Sorry about that. Basically I have absolutely no idea how to evaluate an expression like sin(pi/3) without using my calculator. Would someone be able to explain to me how to do this?

I know that the answer is sqrt(3)/2 but I do not know how to do this without using my calculator.

 

[Bohrok]

You should memorize the values of sine, cosine, and tangent for common angles which you can see here
http://upload.wikimedia.org/wikipedia/commons/c/c9/Unit_circle_angles.svg

This should also be helpful for memorizing the values of sine and cosine in the first quadrant
http://en.wikipedia.org/wiki/Trig_i...monic_for_certain_values_of_sines_and_cosines

 

[somebodyelse5]

You should memorize the values of sine, cosine, and tangent for common angles which you can see here
http://upload.wikimedia.org/wikipedia/commons/c/c9/Unit_circle_angles.svg

This should also be helpful for memorizing the values of sine and cosine in the first quadrant
http://en.wikipedia.org/wiki/Trig_i...monic_for_certain_values_of_sines_and_cosines

Thanks! For the unit circle, the points (x,y)

does x correspond with cos and y correspond with sin? How does that part work?

 

[Bohrok]

Thanks! For the unit circle, the points (x,y)

does x correspond with cos and y correspond with sin? How does that part work?

Yes, that's right. Wikipedia can probably explain it better than I can for now (it's getting late here)
http://en.wikipedia.org/wiki/Trigonometric_functions

 

[Anonymous217]

Yes. Basically, it's SOH CAH TOA, in which case H, the hypotenuse, is 1 for unit circles. This makes sin(theta) dependent on the y value, cos(theta) dependent on the x value, and etc. I'm a bit curious why you've haven't learned this before calc.

 

[sponsoredwalk]

There's very little you need to do when thinking about these things luckily.

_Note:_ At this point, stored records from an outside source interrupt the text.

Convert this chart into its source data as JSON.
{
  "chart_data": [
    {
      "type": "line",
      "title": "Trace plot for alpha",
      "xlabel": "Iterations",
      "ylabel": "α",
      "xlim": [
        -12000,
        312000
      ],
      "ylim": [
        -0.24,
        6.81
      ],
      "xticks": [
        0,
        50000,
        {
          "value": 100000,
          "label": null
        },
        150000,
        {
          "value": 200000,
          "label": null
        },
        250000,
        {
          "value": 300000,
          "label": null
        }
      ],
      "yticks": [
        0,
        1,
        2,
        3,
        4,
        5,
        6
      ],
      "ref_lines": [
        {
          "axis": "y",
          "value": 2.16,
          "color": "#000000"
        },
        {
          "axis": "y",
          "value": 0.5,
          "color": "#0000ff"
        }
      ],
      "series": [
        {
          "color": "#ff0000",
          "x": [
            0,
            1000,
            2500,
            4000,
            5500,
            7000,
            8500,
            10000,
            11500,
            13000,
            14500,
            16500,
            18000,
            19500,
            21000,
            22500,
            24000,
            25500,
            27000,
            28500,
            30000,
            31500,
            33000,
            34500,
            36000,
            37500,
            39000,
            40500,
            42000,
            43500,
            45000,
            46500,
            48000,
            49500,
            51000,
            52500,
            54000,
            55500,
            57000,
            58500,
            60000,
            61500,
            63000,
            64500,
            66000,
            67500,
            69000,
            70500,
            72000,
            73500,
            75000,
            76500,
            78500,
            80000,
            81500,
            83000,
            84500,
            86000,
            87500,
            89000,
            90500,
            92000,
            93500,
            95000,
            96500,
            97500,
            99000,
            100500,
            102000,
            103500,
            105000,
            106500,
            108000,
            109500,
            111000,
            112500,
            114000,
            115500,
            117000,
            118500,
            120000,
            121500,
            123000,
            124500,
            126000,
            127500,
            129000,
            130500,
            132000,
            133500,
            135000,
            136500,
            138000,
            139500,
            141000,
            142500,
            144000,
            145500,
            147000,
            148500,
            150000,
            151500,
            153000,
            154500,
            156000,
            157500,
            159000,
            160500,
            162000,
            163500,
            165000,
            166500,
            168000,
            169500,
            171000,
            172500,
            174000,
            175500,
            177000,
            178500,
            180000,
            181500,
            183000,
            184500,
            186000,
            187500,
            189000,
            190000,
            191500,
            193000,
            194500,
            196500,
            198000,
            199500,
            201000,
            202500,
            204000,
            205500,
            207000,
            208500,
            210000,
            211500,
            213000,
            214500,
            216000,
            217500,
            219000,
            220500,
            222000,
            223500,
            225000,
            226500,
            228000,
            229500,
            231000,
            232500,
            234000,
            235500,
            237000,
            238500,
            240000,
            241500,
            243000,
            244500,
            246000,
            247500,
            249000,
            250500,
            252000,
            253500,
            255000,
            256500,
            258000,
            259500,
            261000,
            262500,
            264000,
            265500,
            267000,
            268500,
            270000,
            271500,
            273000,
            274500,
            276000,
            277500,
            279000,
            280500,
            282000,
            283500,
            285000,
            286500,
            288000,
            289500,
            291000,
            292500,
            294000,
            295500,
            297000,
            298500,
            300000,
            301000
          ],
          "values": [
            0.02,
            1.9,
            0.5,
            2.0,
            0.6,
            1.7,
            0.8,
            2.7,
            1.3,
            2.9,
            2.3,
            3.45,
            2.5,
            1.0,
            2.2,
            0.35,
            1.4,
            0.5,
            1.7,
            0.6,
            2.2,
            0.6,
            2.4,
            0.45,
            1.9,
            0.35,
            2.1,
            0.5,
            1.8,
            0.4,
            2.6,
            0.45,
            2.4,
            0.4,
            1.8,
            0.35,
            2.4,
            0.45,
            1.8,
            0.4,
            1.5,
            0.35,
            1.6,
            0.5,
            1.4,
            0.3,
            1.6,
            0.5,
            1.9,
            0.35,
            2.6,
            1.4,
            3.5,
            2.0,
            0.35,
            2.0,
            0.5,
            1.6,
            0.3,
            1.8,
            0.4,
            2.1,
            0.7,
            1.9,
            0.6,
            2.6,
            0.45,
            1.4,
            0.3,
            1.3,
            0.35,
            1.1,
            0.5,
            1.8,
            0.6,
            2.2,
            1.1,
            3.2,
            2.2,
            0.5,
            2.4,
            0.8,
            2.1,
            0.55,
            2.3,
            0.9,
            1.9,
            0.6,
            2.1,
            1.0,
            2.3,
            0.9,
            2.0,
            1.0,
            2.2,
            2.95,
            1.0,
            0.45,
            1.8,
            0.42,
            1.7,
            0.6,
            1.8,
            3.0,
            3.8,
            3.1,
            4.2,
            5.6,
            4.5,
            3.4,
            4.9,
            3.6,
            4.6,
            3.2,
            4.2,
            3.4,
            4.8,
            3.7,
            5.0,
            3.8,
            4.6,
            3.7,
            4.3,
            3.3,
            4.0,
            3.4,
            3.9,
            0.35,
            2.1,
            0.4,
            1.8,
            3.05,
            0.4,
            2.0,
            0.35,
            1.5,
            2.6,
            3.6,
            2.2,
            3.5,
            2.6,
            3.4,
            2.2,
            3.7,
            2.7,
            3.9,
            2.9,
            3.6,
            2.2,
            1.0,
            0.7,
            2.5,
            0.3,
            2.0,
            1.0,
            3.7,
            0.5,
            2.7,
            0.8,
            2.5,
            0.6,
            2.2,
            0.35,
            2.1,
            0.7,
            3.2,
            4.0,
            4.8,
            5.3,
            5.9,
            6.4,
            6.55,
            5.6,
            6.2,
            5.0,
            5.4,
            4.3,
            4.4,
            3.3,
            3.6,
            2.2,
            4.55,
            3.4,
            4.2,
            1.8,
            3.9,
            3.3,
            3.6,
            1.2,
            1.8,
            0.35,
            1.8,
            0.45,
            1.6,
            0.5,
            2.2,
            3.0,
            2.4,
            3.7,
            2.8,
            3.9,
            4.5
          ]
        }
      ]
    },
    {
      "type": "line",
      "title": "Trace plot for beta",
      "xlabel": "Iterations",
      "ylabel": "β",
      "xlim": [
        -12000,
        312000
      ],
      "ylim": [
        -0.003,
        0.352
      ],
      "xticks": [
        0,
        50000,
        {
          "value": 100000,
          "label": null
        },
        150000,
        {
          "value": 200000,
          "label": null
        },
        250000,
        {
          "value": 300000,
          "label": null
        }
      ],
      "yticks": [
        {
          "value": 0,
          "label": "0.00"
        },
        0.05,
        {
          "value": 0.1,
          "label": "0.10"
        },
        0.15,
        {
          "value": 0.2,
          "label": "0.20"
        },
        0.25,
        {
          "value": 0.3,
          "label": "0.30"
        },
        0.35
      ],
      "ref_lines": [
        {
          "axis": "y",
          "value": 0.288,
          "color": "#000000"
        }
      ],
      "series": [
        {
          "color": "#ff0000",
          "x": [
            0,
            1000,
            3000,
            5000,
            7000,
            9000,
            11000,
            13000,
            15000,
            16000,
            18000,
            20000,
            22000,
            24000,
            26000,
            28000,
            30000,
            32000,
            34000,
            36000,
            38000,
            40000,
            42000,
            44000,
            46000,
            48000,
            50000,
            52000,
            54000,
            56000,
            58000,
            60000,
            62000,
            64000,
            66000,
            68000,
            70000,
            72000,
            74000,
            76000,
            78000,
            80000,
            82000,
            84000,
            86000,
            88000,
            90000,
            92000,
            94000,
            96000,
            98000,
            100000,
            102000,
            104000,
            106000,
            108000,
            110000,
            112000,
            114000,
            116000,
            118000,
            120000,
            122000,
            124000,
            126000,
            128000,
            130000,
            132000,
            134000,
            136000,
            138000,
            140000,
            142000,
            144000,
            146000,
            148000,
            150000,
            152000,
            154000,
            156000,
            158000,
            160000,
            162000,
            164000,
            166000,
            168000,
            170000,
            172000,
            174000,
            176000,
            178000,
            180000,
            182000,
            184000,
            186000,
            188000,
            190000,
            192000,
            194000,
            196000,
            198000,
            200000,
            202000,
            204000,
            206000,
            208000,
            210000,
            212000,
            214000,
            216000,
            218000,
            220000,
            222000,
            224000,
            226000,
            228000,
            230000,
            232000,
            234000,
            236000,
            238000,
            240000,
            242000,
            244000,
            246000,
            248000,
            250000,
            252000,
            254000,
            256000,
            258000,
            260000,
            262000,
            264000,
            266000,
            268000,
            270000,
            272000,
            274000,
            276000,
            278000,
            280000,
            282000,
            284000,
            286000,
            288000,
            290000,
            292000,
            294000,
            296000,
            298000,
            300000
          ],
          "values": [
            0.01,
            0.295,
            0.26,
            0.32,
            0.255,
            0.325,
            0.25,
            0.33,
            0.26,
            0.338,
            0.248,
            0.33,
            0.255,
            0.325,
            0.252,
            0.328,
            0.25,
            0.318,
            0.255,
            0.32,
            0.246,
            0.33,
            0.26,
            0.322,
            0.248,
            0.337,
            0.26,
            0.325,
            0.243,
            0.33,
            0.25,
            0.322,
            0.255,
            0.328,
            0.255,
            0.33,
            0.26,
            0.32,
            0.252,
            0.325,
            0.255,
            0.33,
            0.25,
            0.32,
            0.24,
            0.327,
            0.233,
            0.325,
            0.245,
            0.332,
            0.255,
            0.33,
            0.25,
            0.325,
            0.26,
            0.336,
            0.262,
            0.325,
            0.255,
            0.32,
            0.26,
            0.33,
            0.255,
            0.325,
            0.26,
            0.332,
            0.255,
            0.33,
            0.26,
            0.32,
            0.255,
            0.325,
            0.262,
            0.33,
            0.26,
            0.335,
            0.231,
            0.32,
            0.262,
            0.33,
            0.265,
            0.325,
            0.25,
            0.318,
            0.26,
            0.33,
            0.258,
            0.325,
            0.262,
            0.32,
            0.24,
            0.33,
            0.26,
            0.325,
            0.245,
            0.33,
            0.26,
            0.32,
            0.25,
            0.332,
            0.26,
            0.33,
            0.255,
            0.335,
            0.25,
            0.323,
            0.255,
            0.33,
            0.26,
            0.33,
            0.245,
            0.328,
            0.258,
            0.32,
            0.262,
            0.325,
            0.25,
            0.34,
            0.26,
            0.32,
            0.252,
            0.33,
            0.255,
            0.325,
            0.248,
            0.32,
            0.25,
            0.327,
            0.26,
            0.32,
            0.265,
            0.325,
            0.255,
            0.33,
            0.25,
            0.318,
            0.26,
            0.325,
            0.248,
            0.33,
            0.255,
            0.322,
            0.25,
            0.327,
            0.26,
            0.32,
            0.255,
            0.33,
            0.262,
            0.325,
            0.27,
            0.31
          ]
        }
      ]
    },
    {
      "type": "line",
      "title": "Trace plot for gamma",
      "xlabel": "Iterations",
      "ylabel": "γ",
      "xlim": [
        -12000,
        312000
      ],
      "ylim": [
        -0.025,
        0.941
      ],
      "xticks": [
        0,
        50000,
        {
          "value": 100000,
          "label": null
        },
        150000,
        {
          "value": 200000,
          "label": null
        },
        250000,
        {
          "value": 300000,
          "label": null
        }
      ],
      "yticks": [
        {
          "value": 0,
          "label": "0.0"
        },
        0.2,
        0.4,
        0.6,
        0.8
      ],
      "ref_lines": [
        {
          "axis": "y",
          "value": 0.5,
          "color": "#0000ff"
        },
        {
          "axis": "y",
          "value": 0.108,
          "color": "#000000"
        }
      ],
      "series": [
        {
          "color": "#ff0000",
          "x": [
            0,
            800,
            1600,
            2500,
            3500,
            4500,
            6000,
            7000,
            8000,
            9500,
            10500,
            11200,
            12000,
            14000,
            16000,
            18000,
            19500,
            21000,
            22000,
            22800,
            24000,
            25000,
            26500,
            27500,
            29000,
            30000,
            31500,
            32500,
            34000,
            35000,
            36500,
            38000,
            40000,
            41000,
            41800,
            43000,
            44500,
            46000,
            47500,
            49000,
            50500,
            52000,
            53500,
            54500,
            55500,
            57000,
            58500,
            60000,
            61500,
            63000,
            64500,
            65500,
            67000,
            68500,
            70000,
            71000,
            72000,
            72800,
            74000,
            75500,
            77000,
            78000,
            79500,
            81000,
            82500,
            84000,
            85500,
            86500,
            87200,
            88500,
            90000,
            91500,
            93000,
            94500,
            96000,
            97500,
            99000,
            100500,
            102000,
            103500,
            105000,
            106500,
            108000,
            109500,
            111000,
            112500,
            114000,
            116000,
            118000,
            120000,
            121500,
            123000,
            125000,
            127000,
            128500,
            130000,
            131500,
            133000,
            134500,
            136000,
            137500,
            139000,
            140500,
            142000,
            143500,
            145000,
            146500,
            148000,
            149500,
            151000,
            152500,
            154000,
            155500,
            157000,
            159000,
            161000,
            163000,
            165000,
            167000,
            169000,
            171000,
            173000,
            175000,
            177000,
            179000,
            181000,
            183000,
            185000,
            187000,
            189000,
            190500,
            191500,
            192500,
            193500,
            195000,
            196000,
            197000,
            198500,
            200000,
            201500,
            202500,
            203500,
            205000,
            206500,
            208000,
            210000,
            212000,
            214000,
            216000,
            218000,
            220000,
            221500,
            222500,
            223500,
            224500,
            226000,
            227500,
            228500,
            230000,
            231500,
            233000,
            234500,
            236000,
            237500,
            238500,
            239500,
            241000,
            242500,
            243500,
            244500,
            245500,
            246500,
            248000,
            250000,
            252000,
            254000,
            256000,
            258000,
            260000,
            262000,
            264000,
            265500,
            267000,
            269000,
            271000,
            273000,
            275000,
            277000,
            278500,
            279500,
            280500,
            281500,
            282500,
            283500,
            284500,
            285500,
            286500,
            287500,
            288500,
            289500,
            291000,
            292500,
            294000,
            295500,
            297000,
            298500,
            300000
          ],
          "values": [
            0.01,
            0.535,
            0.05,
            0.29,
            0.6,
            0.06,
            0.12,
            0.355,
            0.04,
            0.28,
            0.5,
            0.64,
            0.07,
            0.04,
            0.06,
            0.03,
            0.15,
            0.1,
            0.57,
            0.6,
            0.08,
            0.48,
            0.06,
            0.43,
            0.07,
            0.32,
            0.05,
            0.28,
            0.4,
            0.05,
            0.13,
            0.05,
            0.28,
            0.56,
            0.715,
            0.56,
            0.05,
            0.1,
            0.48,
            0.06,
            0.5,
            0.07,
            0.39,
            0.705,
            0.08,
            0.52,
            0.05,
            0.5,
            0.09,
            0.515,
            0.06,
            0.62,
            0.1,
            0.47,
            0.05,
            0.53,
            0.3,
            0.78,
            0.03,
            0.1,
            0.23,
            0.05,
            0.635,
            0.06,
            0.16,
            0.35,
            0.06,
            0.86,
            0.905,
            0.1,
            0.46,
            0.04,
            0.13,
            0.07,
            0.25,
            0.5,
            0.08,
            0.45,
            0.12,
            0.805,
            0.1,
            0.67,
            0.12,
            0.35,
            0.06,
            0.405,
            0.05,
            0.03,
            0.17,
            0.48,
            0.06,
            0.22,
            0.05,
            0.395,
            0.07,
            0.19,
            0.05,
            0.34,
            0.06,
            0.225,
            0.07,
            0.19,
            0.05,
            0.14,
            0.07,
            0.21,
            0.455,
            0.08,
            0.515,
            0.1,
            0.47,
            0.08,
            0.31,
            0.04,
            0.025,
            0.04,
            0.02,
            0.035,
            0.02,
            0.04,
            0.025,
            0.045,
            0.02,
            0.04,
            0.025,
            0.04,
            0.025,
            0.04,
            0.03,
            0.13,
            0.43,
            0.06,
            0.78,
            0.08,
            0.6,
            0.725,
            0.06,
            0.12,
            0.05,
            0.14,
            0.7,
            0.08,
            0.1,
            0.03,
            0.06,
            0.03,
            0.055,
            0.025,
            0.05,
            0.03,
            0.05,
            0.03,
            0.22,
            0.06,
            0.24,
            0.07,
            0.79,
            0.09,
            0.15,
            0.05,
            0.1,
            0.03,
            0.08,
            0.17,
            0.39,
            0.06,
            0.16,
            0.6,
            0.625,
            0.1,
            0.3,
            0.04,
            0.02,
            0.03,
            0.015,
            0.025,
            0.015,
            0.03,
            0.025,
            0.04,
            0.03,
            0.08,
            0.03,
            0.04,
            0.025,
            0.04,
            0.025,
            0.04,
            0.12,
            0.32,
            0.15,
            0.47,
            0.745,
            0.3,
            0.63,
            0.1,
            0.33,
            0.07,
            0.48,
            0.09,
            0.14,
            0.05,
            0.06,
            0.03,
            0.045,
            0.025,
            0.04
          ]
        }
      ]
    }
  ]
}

pi/3 is the same as 180°/3 = 60°.

I find it immensely easier to think in this way, so sin(60°)= (√3/2)

The reason I know this is from using SOH, CAH, TOA on the famous 30°, 60° & 90° triangles.
http://www.youtube.com/watch?v=Qwet4cIpnCM&feature=PlayList&p=26812DF9846578C3&playnext_from=PL

http://en.wikipedia.org/wiki/Special_right_triangles



\int_{0}^{ \frac{ \pi }{3}} cos(x)\,dx \ = \ sin( \frac{\pi}{3}) \ - \ sin(0) \ = \ \frac{ \sqrt{3} }{2}

Try doing it this way until you intuitively get that pi/3 = 60°, pi/4 = 45° etc... and don't be afraid to draw and redraw the 30°, 60°, 90° triangles in a margin so that you don't have to memorize everything, you can recall all of them with no hassle this way.

 

[HallsofIvy]

To find sin(30)= sin(\pi/6) or sin(60)= sin(\pi/3) and the cosines, think of an equilateral triangle. If you drop a perpendicular from one vertex to the opposite side, it bisects that opposite side. Now you have two right triangles with angles of 30 degrees= \pi/6 radians and 60 degrees= \pi/3 radians. If each side of the equilateral triangle, and the hypotenuse of each right triangle, was 1, the side opposite the 30 degree angle has length 1/2 and, by the Pythagorean theorem, the side opposite the 60 degree angle is \sqrt{3}/2. Now, you can calculate all trig functions from the definitions.

For 45 degrees= \pi/4, use an isosceles right triangle with legs of length 1. The hypotenuse has length \sqrt{2}.